Design and Interpretation of a Convolutional Neural Network Architecture for Imaging Mass Spectrometry Data

More Info
expand_more

Abstract

Convolutional Neural Networks (CNNs) have emerged primarily from research focusing on image classification tasks and as a result, most of the well-motivated design choices found in literature are relevant to computer vision applications. CNNs' application on Imaging Mass Spectrometry (IMS) data is quite recent and involves new challenges, such as taking into account their unique structure (e.g. both spatial and spectral dimensions).

In this thesis, we suggest a 1-D CNN architecture that extracts local features along the spectral dimension. The aim is to investigate if CNNs improve the classification accuracy compared to other classic Machine Learning (ML) methods such as linear models. Furthermore, we explore Neural Networks (NNs) that employ the novel Sharpened Cosine Similarity (SCS) as a feature extraction method, opposed to convolution. We call those networks SCS-NN in correspondence to the Convolutional-NN (CNN). To evaluate these methods, we implement our pipeline for various IMS datasets, with different characteristics and classification tasks, using several performance metrics such as balanced accuracy and F1 score.

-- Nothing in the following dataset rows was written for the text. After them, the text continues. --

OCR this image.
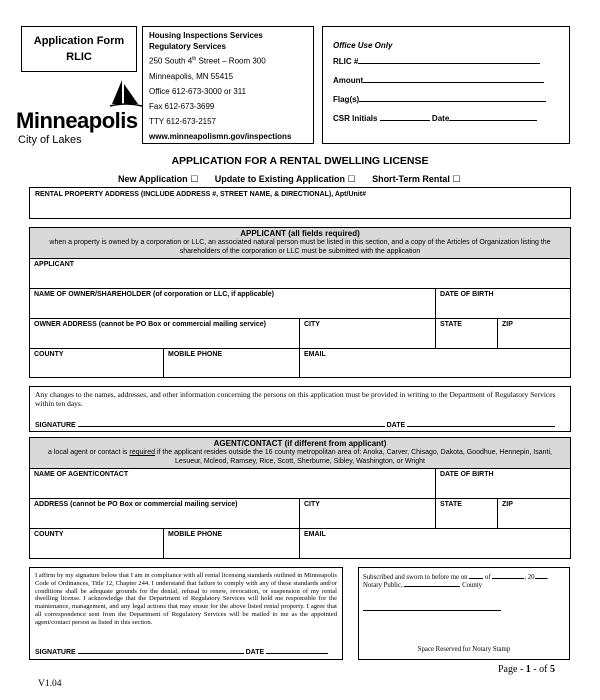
Application Form
RLIC
Minneapolis
City of Lakes
Housing Inspections Services
Regulatory Services
250 South 4th Street – Room 300
Minneapolis, MN 55415
Office 612-673-3000 or 311
Fax 612-673-3699
TTY 612-673-2157
www.minneapolismn.gov/inspections
Office Use Only
RLIC #
Amount
Flag(s)
CSR Initials	Date
APPLICATION FOR A RENTAL DWELLING LICENSE
New Application ☐ Update to Existing Application ☐ Short-Term Rental ☐
RENTAL PROPERTY ADDRESS (INCLUDE ADDRESS #, STREET NAME, & DIRECTIONAL), Apt/Unit#
APPLICANT (all fields required)
when a property is owned by a corporation or LLC, an associated natural person must be listed in this section, and a copy of the Articles of Organization listing the shareholders of the corporation or LLC must be submitted with the application
APPLICANT
NAME OF OWNER/SHAREHOLDER (of corporation or LLC, if applicable)	DATE OF BIRTH
OWNER ADDRESS (cannot be PO Box or commercial mailing service)	CITY	STATE	ZIP
COUNTY	MOBILE PHONE	EMAIL
Any changes to the names, addresses, and other information concerning the persons on this application must be provided in writing to the Department of Regulatory Services within ten days.
SIGNATURE	DATE
AGENT/CONTACT (if different from applicant)
a local agent or contact is required if the applicant resides outside the 16 county metropolitan area of: Anoka, Carver, Chisago, Dakota, Goodhue, Hennepin, Isanti, Lesueur, Mcleod, Ramsey, Rice, Scott, Sherburne, Sibley, Washington, or Wright
NAME OF AGENT/CONTACT	DATE OF BIRTH
ADDRESS (cannot be PO Box or commercial mailing service)	CITY	STATE	ZIP
COUNTY	MOBILE PHONE	EMAIL
I affirm by my signature below that I am in compliance with all rental licensing standards outlined in Minneapolis Code of Ordinances, Title 12, Chapter 244. I understand that failure to comply with any of these standards and/or conditions shall be adequate grounds for the denial, refusal to renew, revocation, or suspension of my rental dwelling license. I acknowledge that the Department of Regulatory Services will hold me responsible for the maintenance, management, and any legal actions that may ensue for the above listed rental property. I agree that all correspondence sent from the Department of Regulatory Services will be mailed to me as the appointed agent/contact person as listed in this section.
SIGNATURE	DATE
Subscribed and sworn to before me on	of	, 20 .
Notary Public,	County
Space Reserved for Notary Stamp
Page - 1 - of 5
V1.04
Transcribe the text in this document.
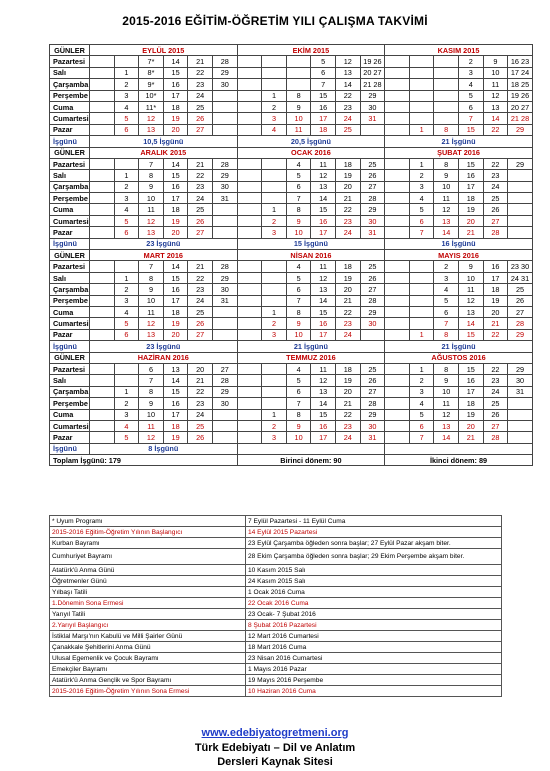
2015-2016 EĞİTİM-ÖĞRETİM YILI ÇALIŞMA TAKVİMİ
GÜNLER	EYLÜL 2015						EKİM 2015						KASIM 2015					
Pazartesi			7*	14	21	28				5	12	19 26				2	9	16 23
Salı		1	8*	15	22	29				6	13	20 27				3	10	17 24
Çarşamba		2	9*	16	23	30				7	14	21 28				4	11	18 25
Perşembe		3	10*	17	24			1	8	15	22	29				5	12	19 26
Cuma		4	11*	18	25			2	9	16	23	30				6	13	20 27
Cumartesi		5	12	19	26			3	10	17	24	31				7	14	21 28
Pazar		6	13	20	27			4	11	18	25			1	8	15	22	29
İşgünü	10,5 İşgünü						20,5 İşgünü						21 İşgünü					
GÜNLER	ARALIK 2015						OCAK 2016						ŞUBAT 2016					
Pazartesi			7	14	21	28			4	11	18	25		1	8	15	22	29
Salı		1	8	15	22	29			5	12	19	26		2	9	16	23	
Çarşamba		2	9	16	23	30			6	13	20	27		3	10	17	24	
Perşembe		3	10	17	24	31			7	14	21	28		4	11	18	25	
Cuma		4	11	18	25			1	8	15	22	29		5	12	19	26	
Cumartesi		5	12	19	26			2	9	16	23	30		6	13	20	27	
Pazar		6	13	20	27			3	10	17	24	31		7	14	21	28	
İşgünü	23 İşgünü						15 İşgünü						16 İşgünü					
GÜNLER	MART 2016						NİSAN 2016						MAYIS 2016					
Pazartesi			7	14	21	28			4	11	18	25			2	9	16	23 30
Salı		1	8	15	22	29			5	12	19	26			3	10	17	24 31
Çarşamba		2	9	16	23	30			6	13	20	27			4	11	18	25
Perşembe		3	10	17	24	31			7	14	21	28			5	12	19	26
Cuma		4	11	18	25			1	8	15	22	29			6	13	20	27
Cumartesi		5	12	19	26			2	9	16	23	30			7	14	21	28
Pazar		6	13	20	27			3	10	17	24			1	8	15	22	29
İşgünü	23 İşgünü						21 İşgünü						21 İşgünü					
GÜNLER	HAZİRAN 2016						TEMMUZ 2016						AĞUSTOS 2016					
Pazartesi			6	13	20	27			4	11	18	25		1	8	15	22	29
Salı			7	14	21	28			5	12	19	26		2	9	16	23	30
Çarşamba		1	8	15	22	29			6	13	20	27		3	10	17	24	31
Perşembe		2	9	16	23	30			7	14	21	28		4	11	18	25	
Cuma		3	10	17	24			1	8	15	22	29		5	12	19	26	
Cumartesi		4	11	18	25			2	9	16	23	30		6	13	20	27	
Pazar		5	12	19	26			3	10	17	24	31		7	14	21	28	
İşgünü	8 İşgünü																	
Toplam İşgünü: 179							Birinci dönem: 90						İkinci dönem: 89					
* Uyum Programı	7 Eylül Pazartesi - 11 Eylül Cuma
2015-2016 Eğitim-Öğretim Yılının Başlangıcı	14 Eylül 2015 Pazartesi
Kurban Bayramı	23 Eylül Çarşamba öğleden sonra başlar; 27 Eylül Pazar akşam biter.
Cumhuriyet Bayramı	28 Ekim Çarşamba öğleden sonra başlar; 29 Ekim Perşembe akşam biter.
Atatürk'ü Anma Günü	10 Kasım 2015 Salı
Öğretmenler Günü	24 Kasım 2015 Salı
Yılbaşı Tatili	1 Ocak 2016 Cuma
1.Dönemin Sona Ermesi	22 Ocak 2016 Cuma
Yarıyıl Tatili	23 Ocak- 7 Şubat 2016
2.Yarıyıl Başlangıcı	8 Şubat 2016 Pazartesi
İstiklal Marşı'nın Kabulü ve Milli Şairler Günü	12 Mart 2016 Cumartesi
Çanakkale Şehitlerini Anma Günü	18 Mart 2016 Cuma
Ulusal Egemenlik ve Çocuk Bayramı	23 Nisan 2016 Cumartesi
Emekçiler Bayramı	1 Mayıs 2016 Pazar
Atatürk'ü Anma Gençlik ve Spor Bayramı	19 Mayıs 2016 Perşembe
2015-2016 Eğitim-Öğretim Yılının Sona Ermesi	10 Haziran 2016 Cuma
www.edebiyatogretmeni.org
Türk Edebiyatı – Dil ve Anlatım
Dersleri Kaynak Sitesi
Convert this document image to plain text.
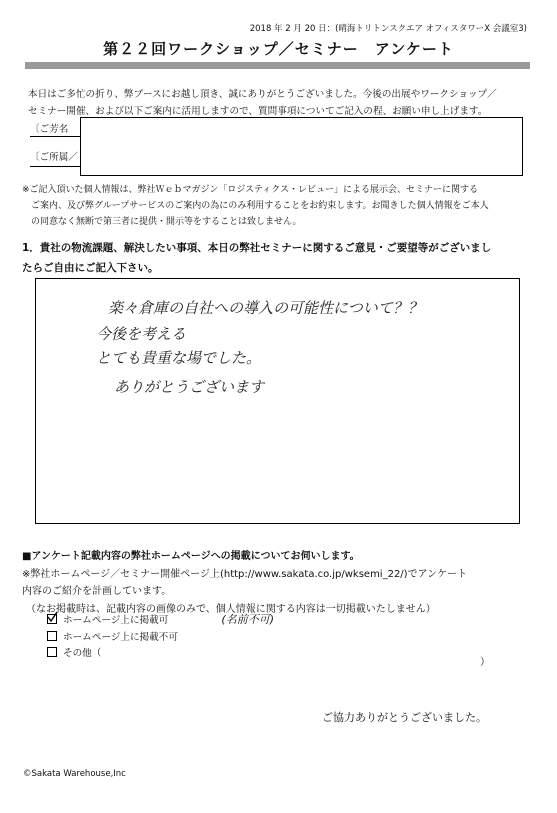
2018 年 2 月 20 日：(晴海トリトンスクエア オフィスタワーX 会議室3)
第２２回ワークショップ／セミナー　アンケート
本日はご多忙の折り、弊ブースにお越し頂き、誠にありがとうございました。今後の出展やワークショップ／
セミナー開催、および以下ご案内に活用しますので、質問事項についてご記入の程、お願い申し上げます。
〔ご芳名
〔ご所属／
※ご記入頂いた個人情報は、弊社Ｗｅｂマガジン「ロジスティクス・レビュー」による展示会、セミナーに関する
ご案内、及び弊グループサービスのご案内の為にのみ利用することをお約束します。お聞きした個人情報をご本人
の同意なく無断で第三者に提供・開示等をすることは致しません。
1．貴社の物流課題、解決したい事項、本日の弊社セミナーに関するご意見・ご要望等がございまし
たらご自由にご記入下さい。
楽々倉庫の自社への導入の可能性について？？
今後を考える
とても貴重な場でした。
ありがとうございます
■アンケート記載内容の弊社ホームページへの掲載についてお伺いします。
※弊社ホームページ／セミナー開催ページ上(http://www.sakata.co.jp/wksemi_22/)でアンケート
内容のご紹介を計画しています。
（なお掲載時は、記載内容の画像のみで、個人情報に関する内容は一切掲載いたしません）
ホームページ上に掲載可	(名前不可)
ホームページ上に掲載不可
その他（
）
ご協力ありがとうございました。
©Sakata Warehouse,Inc
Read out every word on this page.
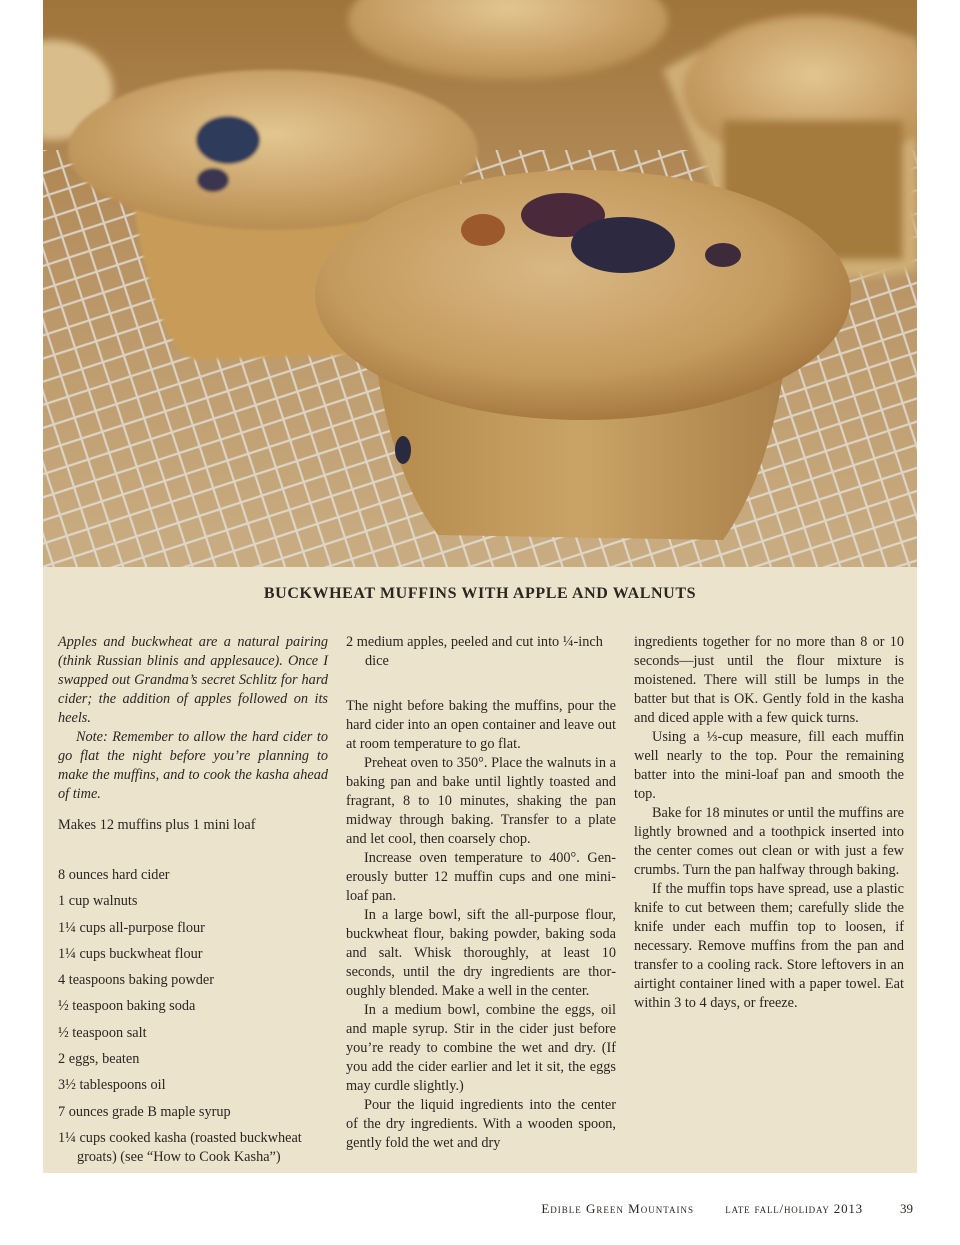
BUCKWHEAT MUFFINS WITH APPLE AND WALNUTS

Apples and buckwheat are a natural pairing (think Russian blinis and applesauce). Once I swapped out Grandma’s secret Schlitz for hard cider; the addition of apples followed on its heels.

Note: Remember to allow the hard cider to go flat the night before you’re planning to make the muffins, and to cook the kasha ahead of time.

Makes 12 muffins plus 1 mini loaf
8 ounces hard cider
1 cup walnuts
1¼ cups all-purpose flour
1¼ cups buckwheat flour
4 teaspoons baking powder
½ teaspoon baking soda
½ teaspoon salt
2 eggs, beaten
3½ tablespoons oil
7 ounces grade B maple syrup
1¼ cups cooked kasha (roasted buckwheat groats) (see “How to Cook Kasha”)

2 medium apples, peeled and cut into ¼-inch dice

The night before baking the muffins, pour the hard cider into an open container and leave out at room temperature to go flat.

Preheat oven to 350°. Place the walnuts in a baking pan and bake until lightly toasted and fragrant, 8 to 10 minutes, shaking the pan midway through baking. Transfer to a plate and let cool, then coarsely chop.

Increase oven temperature to 400°. Generously butter 12 muffin cups and one mini-loaf pan.

In a large bowl, sift the all-purpose flour, buckwheat flour, baking powder, baking soda and salt. Whisk thoroughly, at least 10 seconds, until the dry ingredients are thoroughly blended. Make a well in the center.

In a medium bowl, combine the eggs, oil and maple syrup. Stir in the cider just before you’re ready to combine the wet and dry. (If you add the cider earlier and let it sit, the eggs may curdle slightly.)

Pour the liquid ingredients into the center of the dry ingredients. With a wooden spoon, gently fold the wet and dry

ingredients together for no more than 8 or 10 seconds—just until the flour mixture is moistened. There will still be lumps in the batter but that is OK. Gently fold in the kasha and diced apple with a few quick turns.

Using a ⅓-cup measure, fill each muffin well nearly to the top. Pour the remaining batter into the mini-loaf pan and smooth the top.

Bake for 18 minutes or until the muffins are lightly browned and a toothpick inserted into the center comes out clean or with just a few crumbs. Turn the pan halfway through baking.

If the muffin tops have spread, use a plastic knife to cut between them; carefully slide the knife under each muffin top to loosen, if necessary. Remove muffins from the pan and transfer to a cooling rack. Store leftovers in an airtight container lined with a paper towel. Eat within 3 to 4 days, or freeze.

Edible Green Mountains late fall/holiday 2013	39
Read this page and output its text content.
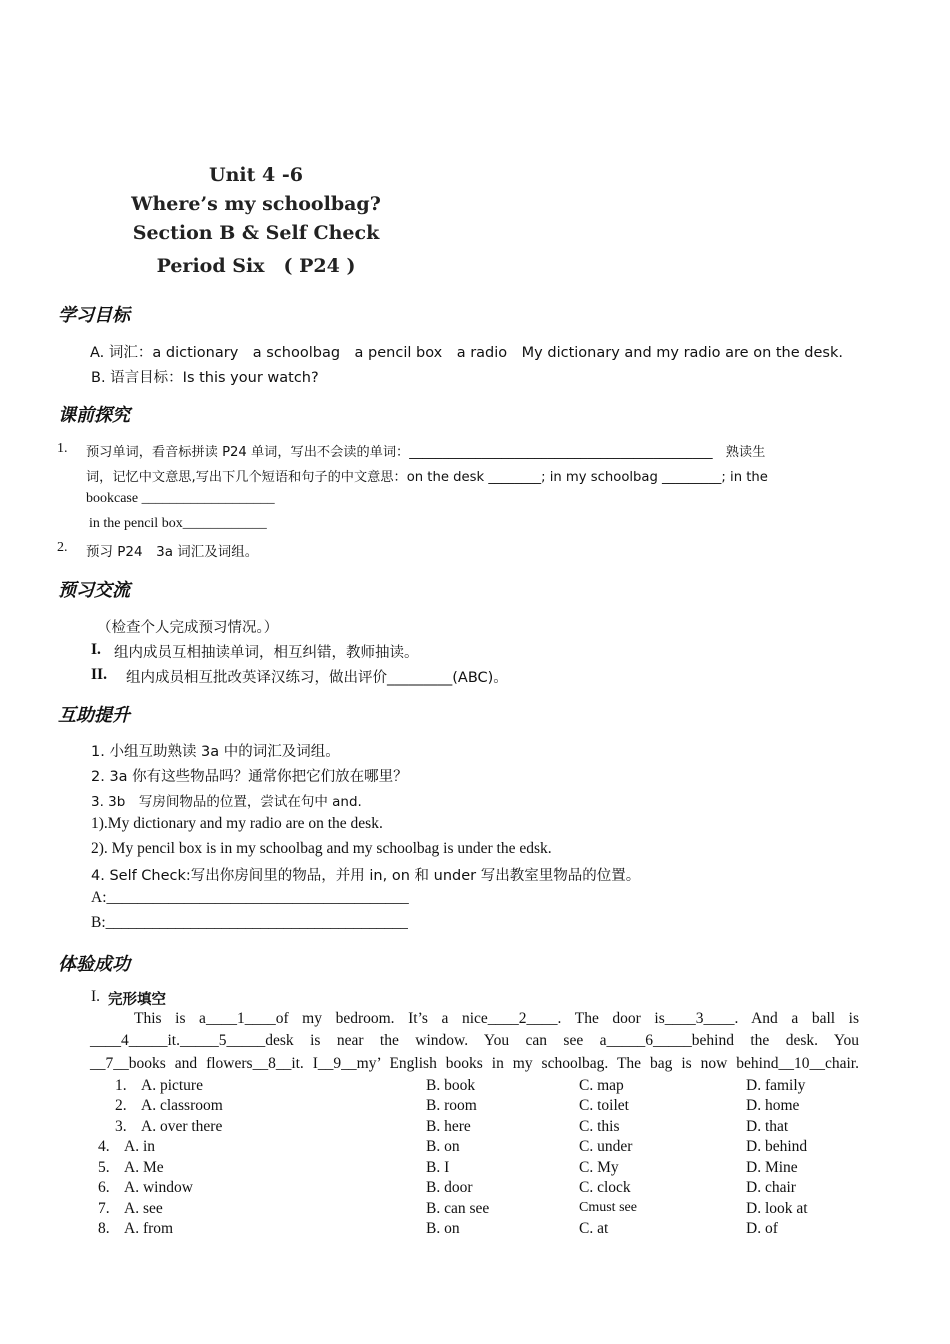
Unit 4 -6
Where’s my schoolbag?
Section B & Self Check
Period Six　( P24 )
学习目标
A. 词汇：a dictionary　a schoolbag　a pencil box　a radio　My dictionary and my radio are on the desk.
B. 语言目标：Is this your watch?
课前探究
1. 预习单词，看音标拼读 P24 单词，写出不会读的单词：______________________________________________　熟读生
词，记忆中文意思,写出下几个短语和句子的中文意思：on the desk ________; in my schoolbag _________; in the
bookcase ___________________
in the pencil box____________
2. 预习 P24　3a 词汇及词组。
预习交流
（检查个人完成预习情况。）
I. 组内成员互相抽读单词，相互纠错，教师抽读。
II. 组内成员相互批改英译汉练习，做出评价_________(ABC)。
互助提升
1. 小组互助熟读 3a 中的词汇及词组。
2. 3a 你有这些物品吗？通常你把它们放在哪里？
3. 3b　写房间物品的位置，尝试在句中 and.
1).My dictionary and my radio are on the desk.
2). My pencil box is in my schoolbag and my schoolbag is under the edsk.
4. Self Check:写出你房间里的物品，并用 in, on 和 under 写出教室里物品的位置。
A:_______________________________________
B:_______________________________________
体验成功
I. 完形填空
This is a____1____of my bedroom. It’s a nice____2____. The door is____3____. And a ball is
____4_____it._____5_____desk is near the window. You can see a_____6_____behind the desk. You
__7__books and flowers__8__it. I__9__my’ English books in my schoolbag. The bag is now behind__10__chair.
1. A. picture	B. book	C. map	D. family
2. A. classroom	B. room	C. toilet	D. home
3. A. over there	B. here	C. this	D. that
4. A. in	B. on	C. under	D. behind
5. A. Me	B. I	C. My	D. Mine
6. A. window	B. door	C. clock	D. chair
7. A. see	B. can see	Cmust see	D. look at
8. A. from	B. on	C. at	D. of
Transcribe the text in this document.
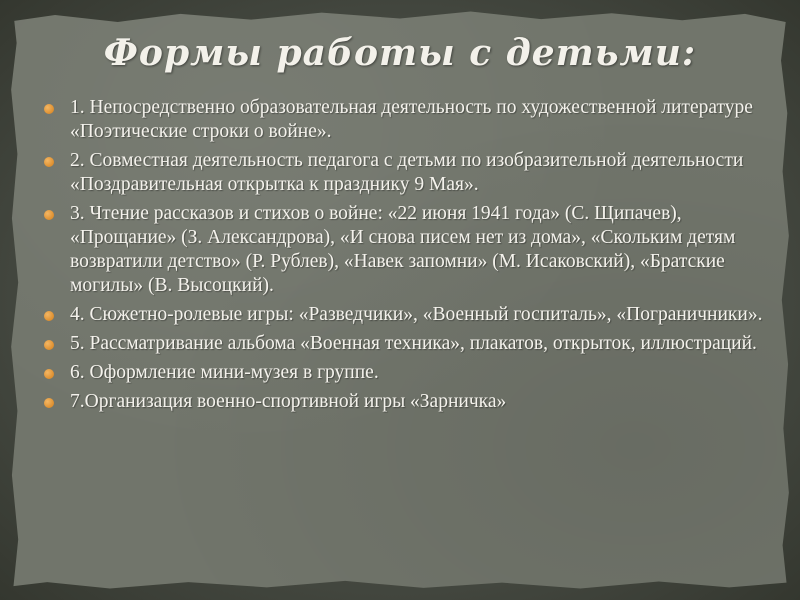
Формы работы с детьми:
1. Непосредственно образовательная деятельность по художественной литературе «Поэтические строки о войне».
2. Совместная деятельность педагога с детьми по изобразительной деятельности «Поздравительная открытка к празднику 9 Мая».
3. Чтение рассказов и стихов о войне: «22 июня 1941 года» (С. Щипачев), «Прощание» (З. Александрова), «И снова писем нет из дома», «Скольким детям возвратили детство» (Р. Рублев), «Навек запомни» (М. Исаковский), «Братские могилы» (В. Высоцкий).
4. Сюжетно-ролевые игры: «Разведчики», «Военный госпиталь», «Пограничники».
5. Рассматривание альбома «Военная техника», плакатов, открыток, иллюстраций.
6. Оформление мини-музея в группе.
7.Организация военно-спортивной игры «Зарничка»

Moreover, we provide a detailed description of the methodology pipeline used for the CNN architecture design. The suggested methodology is the Tree-structured Parzen Estimator (TPE) algorithm, a Bayesian optimization technique for automated architecture selection. By implementing TPE, we manage to explore and exploit efficiently a complex and large hyperparameter configuration space and automatically select optimal hyperparameters (such as number of convolutional layers, kernel size, strides, learning rates etc.). This automated approach reduces time consumption, errors, and the need for specialized knowledge in biology and biochemistry that would be associated with manual design. In addition to developing a pipeline for designing, training and evaluating a CNN for IMS data classification, we also apply a model agnostic interpretation methodology based on SHapley Additive exPlanations (SHAP) and provide SHAP score maps that visualize the importance of features in the spatial dimension of the IMS datacube.

In this thesis, we present and analyse the automated selection of 1-D CNN architectures for IMS data classification based on the TPE algorithm. Furthermore, we investigate a novel alternative to convolution, SCS, and evaluate its strengths and weaknesses in IMS data classification. The experimental results show that the TPE-generated CNN architectures outperform all the other applied classifiers. Finally, our interpretation of the CNN models reveals that accuracy performance alone might not be a sufficient criterion to trust the model's output.